Не знаю почему, но в вагоне было немноголюдно: на головах не сидели, по ногам не ходили. А в отведенном мне по билету загоне сидело всего-то два пассажира: немолодой мужчина, явный «вахтовик» и молоденькая лет 17-ти девушка. Вот её-то мне и хотелось бы описать подробнее. Не потому, что была она писаной красавицей, нет, там и росточку-то было всего метр с каблуками, да и лицом на супермодель вовсе даже не походила: так себе, курносая с конопушками. Только вот глаза у неё были по-настоящему красивыми, цвета небесной лазури и огромные, в половину лица. А еще запомнилась она тем, что держала на коленях старенький чемоданчик и….. плакала. Не в голос, не навзрыд, а так, тихонечко всхлипывая. Похоже, что этот видавший виды чемодан и был причиной её слез.


– Что случилось, красавица? Может помочь тебе надо, так говори, не стесняйся, – спросил я.

Не оттого, что уж очень сильно захотел пообщаться или помочь. Нет, но не сидеть же в одном купе с плачущей девицей. Ещё подумают Бог знает что.

– Да, вот у меня замок сломался. Всё время заедает или совсем не держит. И как я теперь с этим чемоданом по Москве пойду? Под мышкой нести пробовала, так он не убирается!

– Ну, давай посмотрим, что с ним случилось


Я сел на лавку рядом с ней, положил чемодан на колени и достал свой швейцарский офицерский нож в замшевом чехле.

– Как интересно, – Оживилась она. – Это Ваш ножичек? А можно мне посмотреть?

– Ну, посмотри, только плакать перестань, пожалуйста.

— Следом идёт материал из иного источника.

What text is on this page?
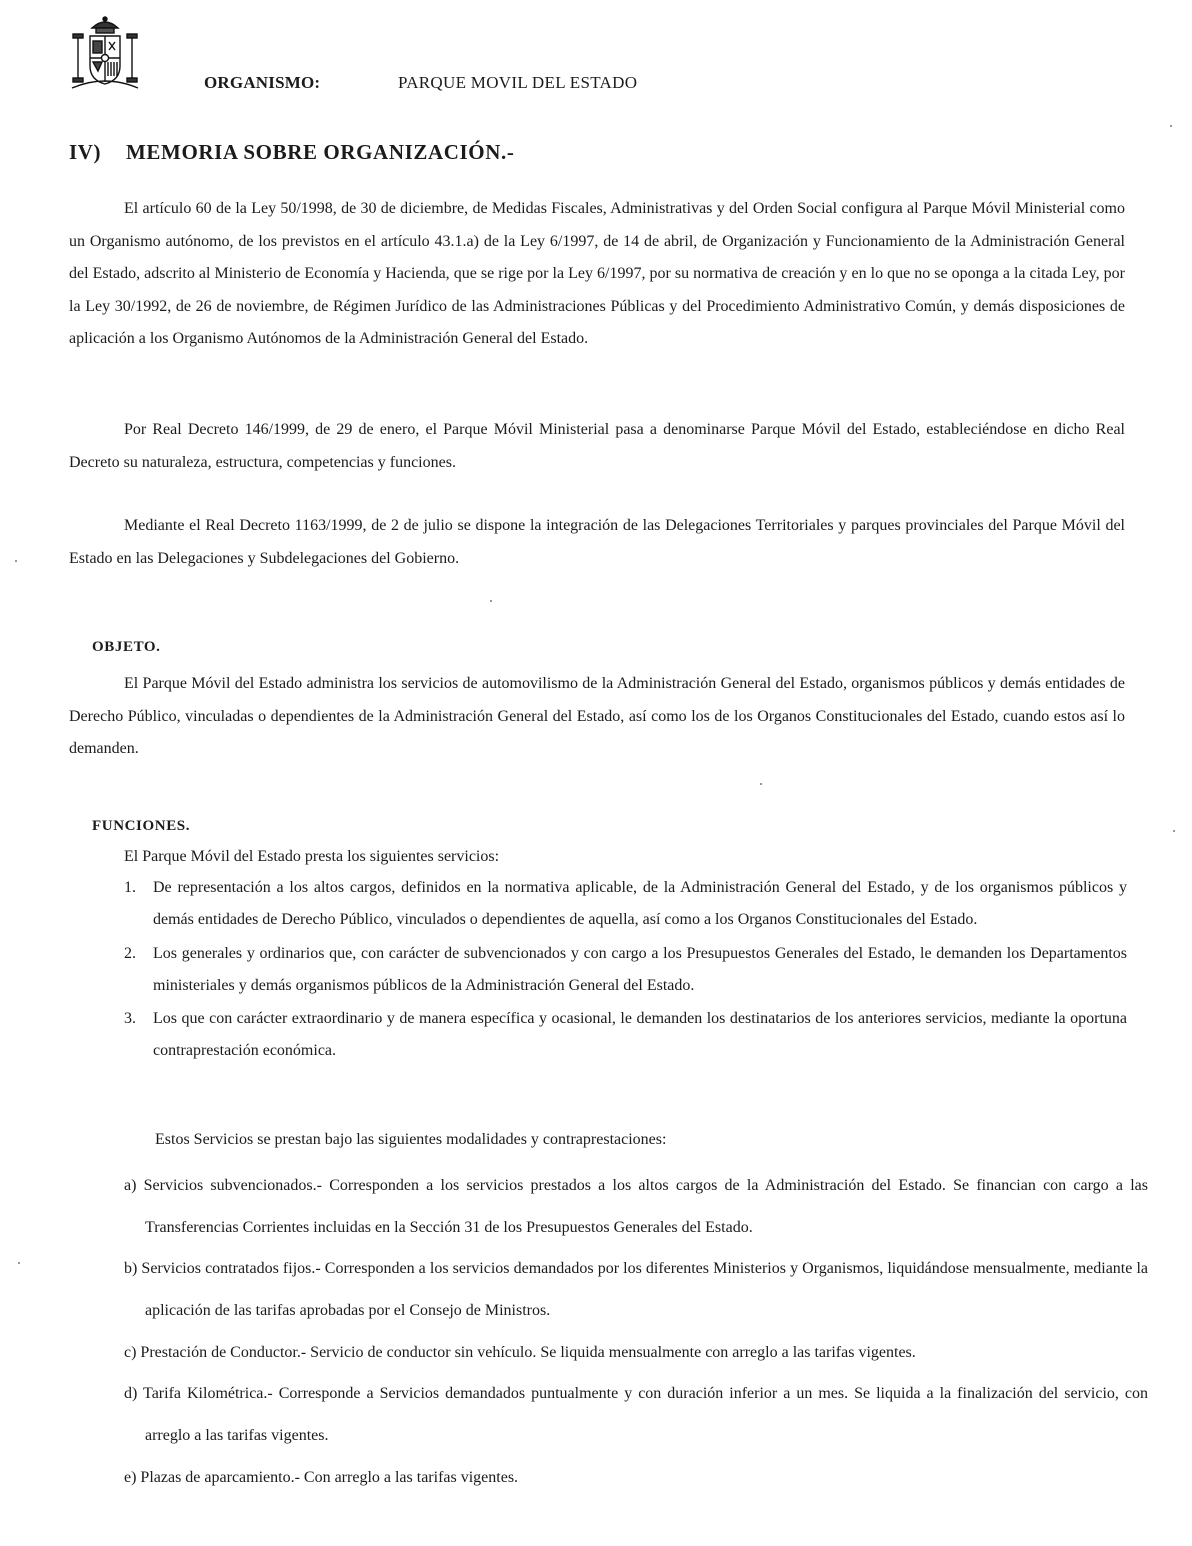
ORGANISMO:	PARQUE MOVIL DEL ESTADO
IV) MEMORIA SOBRE ORGANIZACIÓN.-

El artículo 60 de la Ley 50/1998, de 30 de diciembre, de Medidas Fiscales, Administrativas y del Orden Social configura al Parque Móvil Ministerial como un Organismo autónomo, de los previstos en el artículo 43.1.a) de la Ley 6/1997, de 14 de abril, de Organización y Funcionamiento de la Administración General del Estado, adscrito al Ministerio de Economía y Hacienda, que se rige por la Ley 6/1997, por su normativa de creación y en lo que no se oponga a la citada Ley, por la Ley 30/1992, de 26 de noviembre, de Régimen Jurídico de las Administraciones Públicas y del Procedimiento Administrativo Común, y demás disposiciones de aplicación a los Organismo Autónomos de la Administración General del Estado.

Por Real Decreto 146/1999, de 29 de enero, el Parque Móvil Ministerial pasa a denominarse Parque Móvil del Estado, estableciéndose en dicho Real Decreto su naturaleza, estructura, competencias y funciones.

Mediante el Real Decreto 1163/1999, de 2 de julio se dispone la integración de las Delegaciones Territoriales y parques provinciales del Parque Móvil del Estado en las Delegaciones y Subdelegaciones del Gobierno.

OBJETO.

El Parque Móvil del Estado administra los servicios de automovilismo de la Administración General del Estado, organismos públicos y demás entidades de Derecho Público, vinculadas o dependientes de la Administración General del Estado, así como los de los Organos Constitucionales del Estado, cuando estos así lo demanden.

FUNCIONES.

El Parque Móvil del Estado presta los siguientes servicios:

1. De representación a los altos cargos, definidos en la normativa aplicable, de la Administración General del Estado, y de los organismos públicos y demás entidades de Derecho Público, vinculados o dependientes de aquella, así como a los Organos Constitucionales del Estado.
2. Los generales y ordinarios que, con carácter de subvencionados y con cargo a los Presupuestos Generales del Estado, le demanden los Departamentos ministeriales y demás organismos públicos de la Administración General del Estado.
3. Los que con carácter extraordinario y de manera específica y ocasional, le demanden los destinatarios de los anteriores servicios, mediante la oportuna contraprestación económica.

Estos Servicios se prestan bajo las siguientes modalidades y contraprestaciones:

a) Servicios subvencionados.- Corresponden a los servicios prestados a los altos cargos de la Administración del Estado. Se financian con cargo a las Transferencias Corrientes incluidas en la Sección 31 de los Presupuestos Generales del Estado.
b) Servicios contratados fijos.- Corresponden a los servicios demandados por los diferentes Ministerios y Organismos, liquidándose mensualmente, mediante la aplicación de las tarifas aprobadas por el Consejo de Ministros.
c) Prestación de Conductor.- Servicio de conductor sin vehículo. Se liquida mensualmente con arreglo a las tarifas vigentes.
d) Tarifa Kilométrica.- Corresponde a Servicios demandados puntualmente y con duración inferior a un mes. Se liquida a la finalización del servicio, con arreglo a las tarifas vigentes.
e) Plazas de aparcamiento.- Con arreglo a las tarifas vigentes.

Слезы мгновенно высохли, она вытащила из чехла перочинный ножик, со всевозможными штучками, и залюбовалась им.

– Сколько всего тут. Целый набор: и пилочка, и шильце, и отвертка.

– Вот она-то нам и потребуется. – Я сурово прервал её рассуждения и, вернув себе нож, открыл маленькую отвертку.

– Давай твой замок посмотрим. Тебя, кстати как зовут?

– Маша, Мария.

– Ну, а я Александром Степановичем буду. У тебя Маша в чемодане ничего запретного нет?

– Нет, что Вы.

– И дамские штучки сверху не лежат?

– Какие штучки?

Она вдруг густо покраснела и испуганно затараторила:

– Нет, нет, там и вещей-то всего одна рубаха.

– Ну, тогда я с Вашего позволения открываю.


Я поковырял отверткой в замке и открыл крышку чемодана. Кстати, тот еще был саквояж! Фибровый! Оклеенный изнутри зелёными обоями. Середина века, не иначе. У нас такие «балетками» называли, а почему так, я и сам не знаю.


Под крышкой лежало нечто похожее на кусок вышитого полотна.

– Можно посмотреть?

И не дожидаясь ответа, я достал сверток и развернул его. Это была вышитая мужская рубаха.

– Ого! Ты её, красавица, часом не в музее приобрела?


Поверьте, я знал, что говорил. Свой диплом историка не в переходе у метро приобрел. Да и краеведением в свое время увлекался и промыслами разными. У меня в руках была настоящая домотканая мужская рубаха и судя по фасону и вышивке, века так 14-того, не позднее. Именно такие рубахи одевали под латы наши мужики, когда на Мамая двигали. Вот только по качеству выделки и тонкости узоров, моя была не иначе как княжеская.

– Грех Вам такое говорить, Александр Степанович!

Да, я и сам уже видел, что грех. Ткань-то была новая! Словно вчера только сотканная! И нитки на вышивке и красители, хоть и натуральные, но сегодняшние, и уж точно не 14-го века.

– Ты прости меня, Машенька, но я думал, что эти технологии давно утеряны, и сегодня никто не сможет повторить это чудо. Кто это сделал? И ткань соткал и рубаху скроил? А вышивал кто? Ты понимаешь, что это 14-й век, не позднее.

– Не знаю, какой там век, но это мы с бабушкой сделали. Баба Оля сказала, что если кто своими руками рубаху для своего жениха сделает, и он её примет, то никогда он ту девушку…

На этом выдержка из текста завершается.